Clearly, Detroit's product renaissance is continuing to pay off, with GM and Ford offering (for the first time ever, basically) very competitive smaller cars and Chrysler continuing to reap the benefits of its high-speed product-line makeover. But that's not all that's driving this Detroit surge.

Not everyone will be seeing major gains
What else is behind Detroit's ongoing success? One key factor isn't new: Ongoing weakness at the two Japanese giants, Toyota (NYSE: TM) and Honda (NYSE: HMC). Honda's North America chief Tetsuo Iwamura has said that he expects November results to show another difficult month, thanks to continuing production challenges related to flooding in Thailand. Iwamura now predicts that Honda will be back up to speed in January.

Edmunds' forecast concurs with Iwamura's dour outlooks, as its analysts predict a tiny 2.5% gain for Honda. Edmunds sees a similarly grim 3.5% increase for Toyota, which has been facing similar challenges but recently seemed to have escaped the worst of the Thailand floods. Nissan (OTC: NSANY), which escaped significant damage from both the Thai floods and the Japanese tsunami in March, is expected to post a gain of 8.2%, Edmunds says.

Is this a sustainable increase?
Whether this increase is a shift or a blip remains to be seen. There are some good reasons for pessimism -- some analysts have suggested that November's uptick will turn out to have been a "Black Friday" effect, with deal-minded shoppers taking advantage of dealers' year-end clearance sales.

Ford's hint at strong sales for its Escape -- a model that will be replaced shortly -- isn't at odds with that theory, though there's also reason for cautious optimism. As Ford's Merkle pointed out, to some extent demand is being driven by the fact that folks need new cars -- the average age of the vehicles on U.S. roads is nearly 11 years old now, well above recent historical norms.

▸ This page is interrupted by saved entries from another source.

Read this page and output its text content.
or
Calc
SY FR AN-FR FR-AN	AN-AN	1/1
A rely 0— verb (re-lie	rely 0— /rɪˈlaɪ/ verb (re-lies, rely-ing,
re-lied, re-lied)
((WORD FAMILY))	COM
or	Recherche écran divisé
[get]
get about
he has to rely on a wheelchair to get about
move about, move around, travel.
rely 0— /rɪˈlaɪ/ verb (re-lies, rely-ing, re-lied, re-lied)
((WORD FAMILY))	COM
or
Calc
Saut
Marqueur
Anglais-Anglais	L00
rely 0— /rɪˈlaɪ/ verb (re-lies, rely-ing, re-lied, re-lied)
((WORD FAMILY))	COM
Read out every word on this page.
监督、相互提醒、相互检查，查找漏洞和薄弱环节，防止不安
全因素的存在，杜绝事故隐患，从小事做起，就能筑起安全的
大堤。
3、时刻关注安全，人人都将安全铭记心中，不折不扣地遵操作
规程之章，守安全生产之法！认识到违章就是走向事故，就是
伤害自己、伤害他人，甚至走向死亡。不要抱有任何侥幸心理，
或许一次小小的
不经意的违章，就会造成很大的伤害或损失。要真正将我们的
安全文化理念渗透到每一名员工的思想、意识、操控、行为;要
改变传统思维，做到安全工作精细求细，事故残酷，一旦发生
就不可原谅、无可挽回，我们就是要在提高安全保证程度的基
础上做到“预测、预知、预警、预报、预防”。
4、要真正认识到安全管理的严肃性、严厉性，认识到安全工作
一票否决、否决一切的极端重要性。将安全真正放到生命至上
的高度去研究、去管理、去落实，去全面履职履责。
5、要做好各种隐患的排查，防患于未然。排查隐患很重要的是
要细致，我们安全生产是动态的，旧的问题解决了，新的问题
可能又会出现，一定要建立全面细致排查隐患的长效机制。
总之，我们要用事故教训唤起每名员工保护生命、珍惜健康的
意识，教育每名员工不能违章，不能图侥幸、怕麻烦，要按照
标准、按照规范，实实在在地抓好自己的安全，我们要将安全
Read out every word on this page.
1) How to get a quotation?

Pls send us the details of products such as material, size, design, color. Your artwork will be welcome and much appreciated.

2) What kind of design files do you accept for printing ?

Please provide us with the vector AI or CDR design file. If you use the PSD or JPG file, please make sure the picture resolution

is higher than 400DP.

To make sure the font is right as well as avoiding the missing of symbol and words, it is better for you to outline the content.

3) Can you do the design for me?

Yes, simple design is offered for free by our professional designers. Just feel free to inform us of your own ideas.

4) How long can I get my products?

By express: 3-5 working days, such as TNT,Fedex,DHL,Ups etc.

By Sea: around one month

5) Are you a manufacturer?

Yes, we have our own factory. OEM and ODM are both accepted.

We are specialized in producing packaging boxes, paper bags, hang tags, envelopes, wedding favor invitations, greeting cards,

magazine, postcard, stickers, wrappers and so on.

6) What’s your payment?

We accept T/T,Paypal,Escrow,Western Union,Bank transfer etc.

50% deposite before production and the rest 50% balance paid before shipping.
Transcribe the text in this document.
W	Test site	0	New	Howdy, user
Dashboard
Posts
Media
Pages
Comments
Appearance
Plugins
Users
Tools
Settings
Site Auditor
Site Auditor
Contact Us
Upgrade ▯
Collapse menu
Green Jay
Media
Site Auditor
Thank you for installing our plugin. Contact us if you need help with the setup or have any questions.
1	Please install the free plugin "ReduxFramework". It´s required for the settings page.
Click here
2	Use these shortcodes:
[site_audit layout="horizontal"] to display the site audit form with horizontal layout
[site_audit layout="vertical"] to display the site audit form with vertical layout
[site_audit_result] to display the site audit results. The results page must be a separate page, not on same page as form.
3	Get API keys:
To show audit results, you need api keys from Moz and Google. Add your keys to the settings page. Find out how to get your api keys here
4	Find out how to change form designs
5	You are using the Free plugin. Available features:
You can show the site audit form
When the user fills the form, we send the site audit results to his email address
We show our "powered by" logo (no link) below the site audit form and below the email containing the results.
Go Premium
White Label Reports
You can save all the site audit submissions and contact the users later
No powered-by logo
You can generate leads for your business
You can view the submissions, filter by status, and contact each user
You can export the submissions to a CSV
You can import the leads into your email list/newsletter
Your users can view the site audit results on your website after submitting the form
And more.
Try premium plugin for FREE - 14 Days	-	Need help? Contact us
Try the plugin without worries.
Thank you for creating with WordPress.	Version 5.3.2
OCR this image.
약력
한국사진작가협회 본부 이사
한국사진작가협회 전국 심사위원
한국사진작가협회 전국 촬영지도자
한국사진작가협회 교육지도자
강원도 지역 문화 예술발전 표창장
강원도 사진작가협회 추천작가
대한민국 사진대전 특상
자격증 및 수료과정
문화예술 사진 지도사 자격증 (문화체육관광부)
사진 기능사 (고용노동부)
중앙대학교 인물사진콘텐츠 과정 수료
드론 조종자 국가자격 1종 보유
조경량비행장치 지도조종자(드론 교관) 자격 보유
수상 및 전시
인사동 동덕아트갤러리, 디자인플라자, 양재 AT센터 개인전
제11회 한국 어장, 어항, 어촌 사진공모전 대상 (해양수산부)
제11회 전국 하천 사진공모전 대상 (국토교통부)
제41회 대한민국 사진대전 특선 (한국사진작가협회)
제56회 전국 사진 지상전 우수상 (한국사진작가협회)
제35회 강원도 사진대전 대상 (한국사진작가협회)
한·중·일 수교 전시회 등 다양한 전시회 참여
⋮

This is the "pent-up demand" that Ford CEO Alan Mulally and other industry-watchers have cited as they look toward 2012 with optimism, though GM CEO Dan Akerson has been sounding more cautious notes as he looks at Europe with concern. As Merkle said, while recent numbers have been strong, sustaining sales at that level will depend on factors like consumer confidence, employment rates, and the stock market -- factors that continue to be well beyond Detroit's control.